Un tercer documento, elaborado por la CIA, detallaba los esfuerzos de los espías chinos para atacar la campaña de Biden y señalaba que Pekín "actualmente no tiene intención de interferir de forma encubierta para intentar influir en el resultado de las elecciones", aunque indicaba que China podría decidir hacerlo más adelante.
«Las impactantes "bombas" de Trump sobre China son totalmente falsas», declaró en un comunicado el senador demócrata Mark Warner, vicepresidente del Comité de Inteligencia del Senado. «Lo cierto es que nuestras agencias de inteligencia coincidieron unánimemente en que China ni siquiera intentó cambiar un solo voto en las elecciones de 2020».
El jueves por la mañana, los miembros demócratas del Comité Selecto Permanente de Inteligencia de la Cámara de Representantes enviaron una carta al director interino de inteligencia nacional, Bill Pulte, junto con los líderes del FBI, la Agencia Central de Inteligencia y la Agencia de Seguridad Nacional, advirtiéndoles que no permitieran que Trump "utilizara la inteligencia como arma para respaldar afirmaciones falsas sobre la seguridad electoral".
Dos de las tres principales cadenas de televisión estadounidenses y CNN decidieron no emitir el discurso en horario de máxima audiencia en sus plataformas principales, apartándose de una práctica que normalmente se reserva para discursos importantes sobre temas de relevancia nacional.
Desde que regresó al cargo en enero de 2025, Trump ha intentado ampliar el poder federal sobre la administración de las elecciones, que legalmente reside en los gobiernos estatales según la Constitución de los Estados Unidos.

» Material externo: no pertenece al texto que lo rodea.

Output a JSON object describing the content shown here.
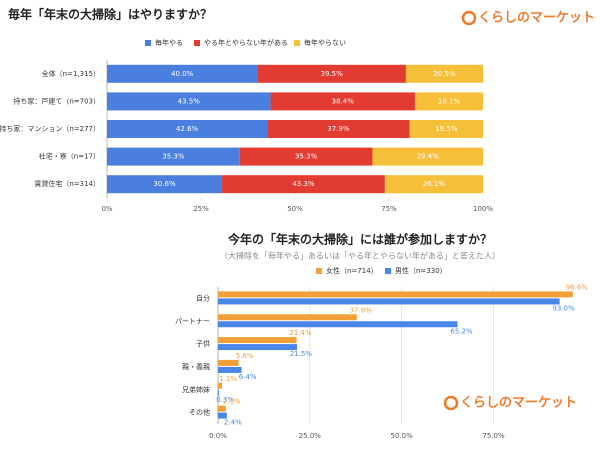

En los últimos meses, también ha presionado a los republicanos del Senado para que impulsen un proyecto de ley, la Ley Save America, que exigiría una identificación con foto para votar y una prueba de ciudadanía estadounidense para registrarse, además de obligar a los estados a compartir la información de registro de votantes con el gobierno federal. Los demócratas y los defensores del derecho al voto afirman que el fraude electoral es extremadamente raro y argumentan que la legislación suprimiría votos legítimos.
Algunos líderes republicanos han instado a Trump a centrarse en los temas que más importan a los estadounidenses, incluido el alto costo de la vida, en lugar de centrarse en las elecciones de 2020.

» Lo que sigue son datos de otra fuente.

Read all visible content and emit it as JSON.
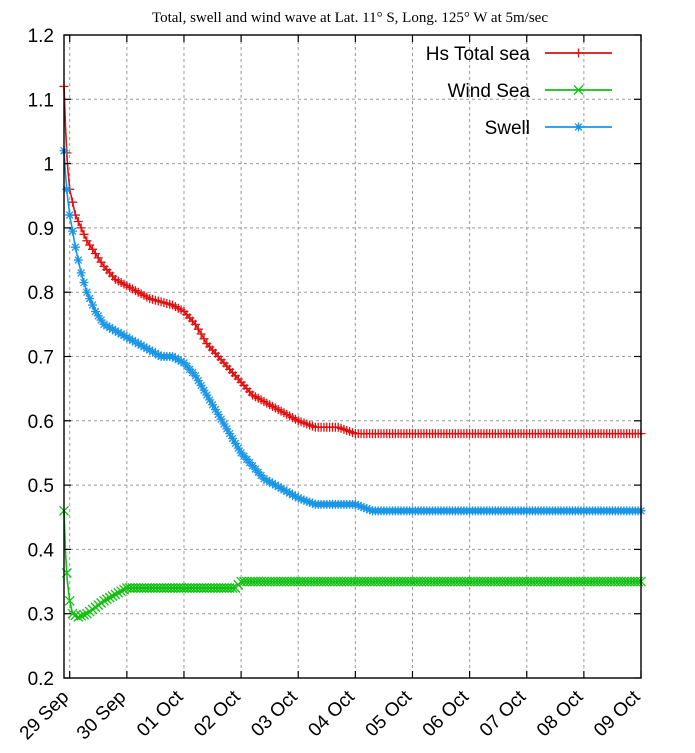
{
  "chart_data": {
    "type": "line",
    "title": "Total, swell and wind wave at Lat. 11° S, Long. 125° W at 5m/sec",
    "xlabel": "",
    "ylabel": "",
    "ylim": [
      0.2,
      1.2
    ],
    "yticks": [
      "0.2",
      "0.3",
      "0.4",
      "0.5",
      "0.6",
      "0.7",
      "0.8",
      "0.9",
      "1",
      "1.1",
      "1.2"
    ],
    "xlim": [
      -0.1,
      10
    ],
    "xticks": [
      {
        "label": "29 Sep",
        "x": 0
      },
      {
        "label": "30 Sep",
        "x": 1
      },
      {
        "label": "01 Oct",
        "x": 2
      },
      {
        "label": "02 Oct",
        "x": 3
      },
      {
        "label": "03 Oct",
        "x": 4
      },
      {
        "label": "04 Oct",
        "x": 5
      },
      {
        "label": "05 Oct",
        "x": 6
      },
      {
        "label": "06 Oct",
        "x": 7
      },
      {
        "label": "07 Oct",
        "x": 8
      },
      {
        "label": "08 Oct",
        "x": 9
      },
      {
        "label": "09 Oct",
        "x": 10
      }
    ],
    "grid": true,
    "legend_position": "top-right",
    "series": [
      {
        "name": "Hs Total sea",
        "color": "#e01010",
        "marker": "plus",
        "points": [
          [
            -0.1,
            1.12
          ],
          [
            -0.07,
            1.05
          ],
          [
            -0.04,
            1.0
          ],
          [
            0.0,
            0.96
          ],
          [
            0.1,
            0.92
          ],
          [
            0.2,
            0.9
          ],
          [
            0.3,
            0.88
          ],
          [
            0.45,
            0.86
          ],
          [
            0.6,
            0.84
          ],
          [
            0.8,
            0.82
          ],
          [
            1.0,
            0.81
          ],
          [
            1.2,
            0.8
          ],
          [
            1.4,
            0.79
          ],
          [
            1.6,
            0.785
          ],
          [
            1.8,
            0.78
          ],
          [
            2.0,
            0.77
          ],
          [
            2.2,
            0.75
          ],
          [
            2.4,
            0.72
          ],
          [
            2.6,
            0.7
          ],
          [
            2.8,
            0.68
          ],
          [
            3.0,
            0.66
          ],
          [
            3.2,
            0.64
          ],
          [
            3.4,
            0.63
          ],
          [
            3.6,
            0.62
          ],
          [
            3.8,
            0.61
          ],
          [
            4.0,
            0.6
          ],
          [
            4.3,
            0.59
          ],
          [
            4.7,
            0.59
          ],
          [
            5.0,
            0.58
          ],
          [
            6.0,
            0.58
          ],
          [
            7.0,
            0.58
          ],
          [
            8.0,
            0.58
          ],
          [
            9.0,
            0.58
          ],
          [
            10.0,
            0.58
          ]
        ]
      },
      {
        "name": "Wind Sea",
        "color": "#10c010",
        "marker": "cross",
        "points": [
          [
            -0.1,
            0.46
          ],
          [
            -0.07,
            0.39
          ],
          [
            -0.04,
            0.35
          ],
          [
            0.0,
            0.32
          ],
          [
            0.05,
            0.3
          ],
          [
            0.15,
            0.295
          ],
          [
            0.3,
            0.3
          ],
          [
            0.45,
            0.31
          ],
          [
            0.6,
            0.32
          ],
          [
            0.8,
            0.33
          ],
          [
            1.0,
            0.34
          ],
          [
            1.5,
            0.34
          ],
          [
            2.0,
            0.34
          ],
          [
            2.5,
            0.34
          ],
          [
            2.9,
            0.34
          ],
          [
            3.0,
            0.35
          ],
          [
            4.0,
            0.35
          ],
          [
            5.0,
            0.35
          ],
          [
            6.0,
            0.35
          ],
          [
            7.0,
            0.35
          ],
          [
            8.0,
            0.35
          ],
          [
            9.0,
            0.35
          ],
          [
            10.0,
            0.35
          ]
        ]
      },
      {
        "name": "Swell",
        "color": "#1a96e8",
        "marker": "star",
        "points": [
          [
            -0.1,
            1.02
          ],
          [
            -0.07,
            0.98
          ],
          [
            -0.04,
            0.95
          ],
          [
            0.0,
            0.92
          ],
          [
            0.1,
            0.87
          ],
          [
            0.2,
            0.83
          ],
          [
            0.3,
            0.8
          ],
          [
            0.45,
            0.77
          ],
          [
            0.6,
            0.75
          ],
          [
            0.8,
            0.74
          ],
          [
            1.0,
            0.73
          ],
          [
            1.2,
            0.72
          ],
          [
            1.4,
            0.71
          ],
          [
            1.6,
            0.7
          ],
          [
            1.8,
            0.7
          ],
          [
            2.0,
            0.69
          ],
          [
            2.2,
            0.67
          ],
          [
            2.4,
            0.64
          ],
          [
            2.6,
            0.61
          ],
          [
            2.8,
            0.58
          ],
          [
            3.0,
            0.55
          ],
          [
            3.2,
            0.53
          ],
          [
            3.4,
            0.51
          ],
          [
            3.6,
            0.5
          ],
          [
            3.8,
            0.49
          ],
          [
            4.0,
            0.48
          ],
          [
            4.3,
            0.47
          ],
          [
            5.0,
            0.47
          ],
          [
            5.3,
            0.46
          ],
          [
            6.0,
            0.46
          ],
          [
            7.0,
            0.46
          ],
          [
            8.0,
            0.46
          ],
          [
            9.0,
            0.46
          ],
          [
            10.0,
            0.46
          ]
        ]
      }
    ]
  }
}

"No sé qué va a decir", declaró el líder de la mayoría del Senado, John Thune, al ser preguntado el miércoles sobre si aconsejaría a Trump que evitara hablar de las elecciones de 2020. "Lo único que puedo decirles es que estamos centrados en las elecciones de 2026, al menos yo lo estoy, y creo que la mayoría de mis colegas también".
Los republicanos se enfrentan a dificultades políticas a medida que se acercan las elecciones de mitad de mandato, con el índice de aprobación de Trump por debajo de lo esperado y los votantes profundamente frustrados por la guerra con Irán y los consiguientes altos precios de la energía.

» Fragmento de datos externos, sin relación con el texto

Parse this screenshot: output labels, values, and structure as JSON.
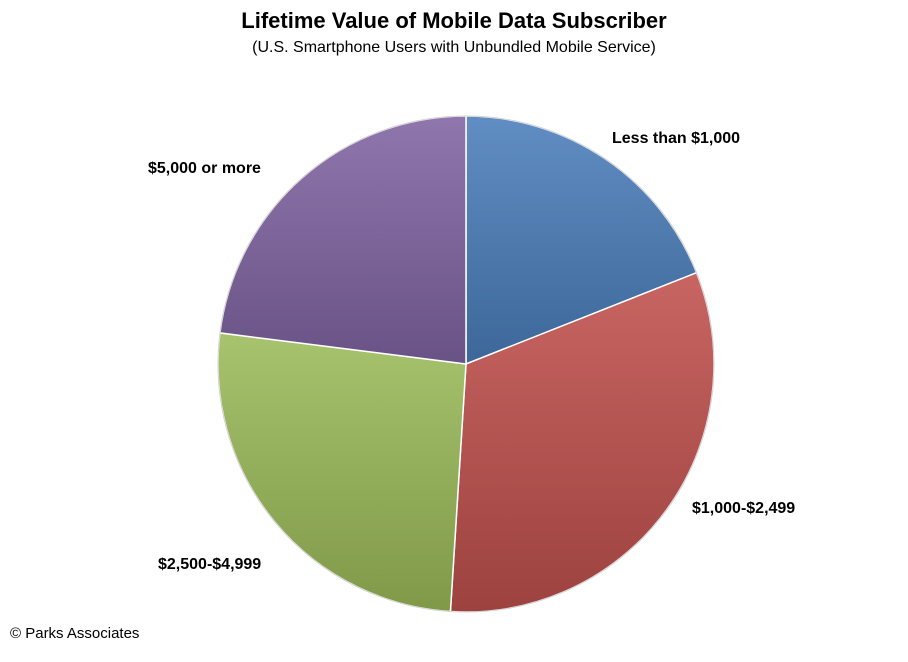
{
  "chart_data": {
    "type": "pie",
    "title": "Lifetime Value of Mobile Data Subscriber",
    "subtitle": "(U.S. Smartphone Users with Unbundled Mobile Service)",
    "categories": [
      "Less than $1,000",
      "$1,000-$2,499",
      "$2,500-$4,999",
      "$5,000 or more"
    ],
    "values": [
      19,
      32,
      26,
      23
    ],
    "colors": [
      "#4A7EBB",
      "#C0504D",
      "#9BBB59",
      "#8064A2"
    ],
    "legend": "none"
  },
  "footer": {
    "copyright": "© Parks Associates"
  }
}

Los demócratas solo necesitan arrebatar tres escaños a los republicanos para obtener la mayoría en la Cámara de Representantes de Estados Unidos. Sin embargo, se enfrentan a una ardua tarea para conseguir la mayoría en el Senado, con elecciones cruciales que se están desarrollando en estados de tendencia republicana.
Los demócratas se están preparando para que la Casa Blanca intente manipular las elecciones de noviembre, dijo el líder de la minoría demócrata en el Senado, Chuck Schumer, a los periodistas el miércoles.
"Saben que no pueden ganar las elecciones limpiamente", dijo. "Así que no descartamos que intenten todo lo que esté a su alcance".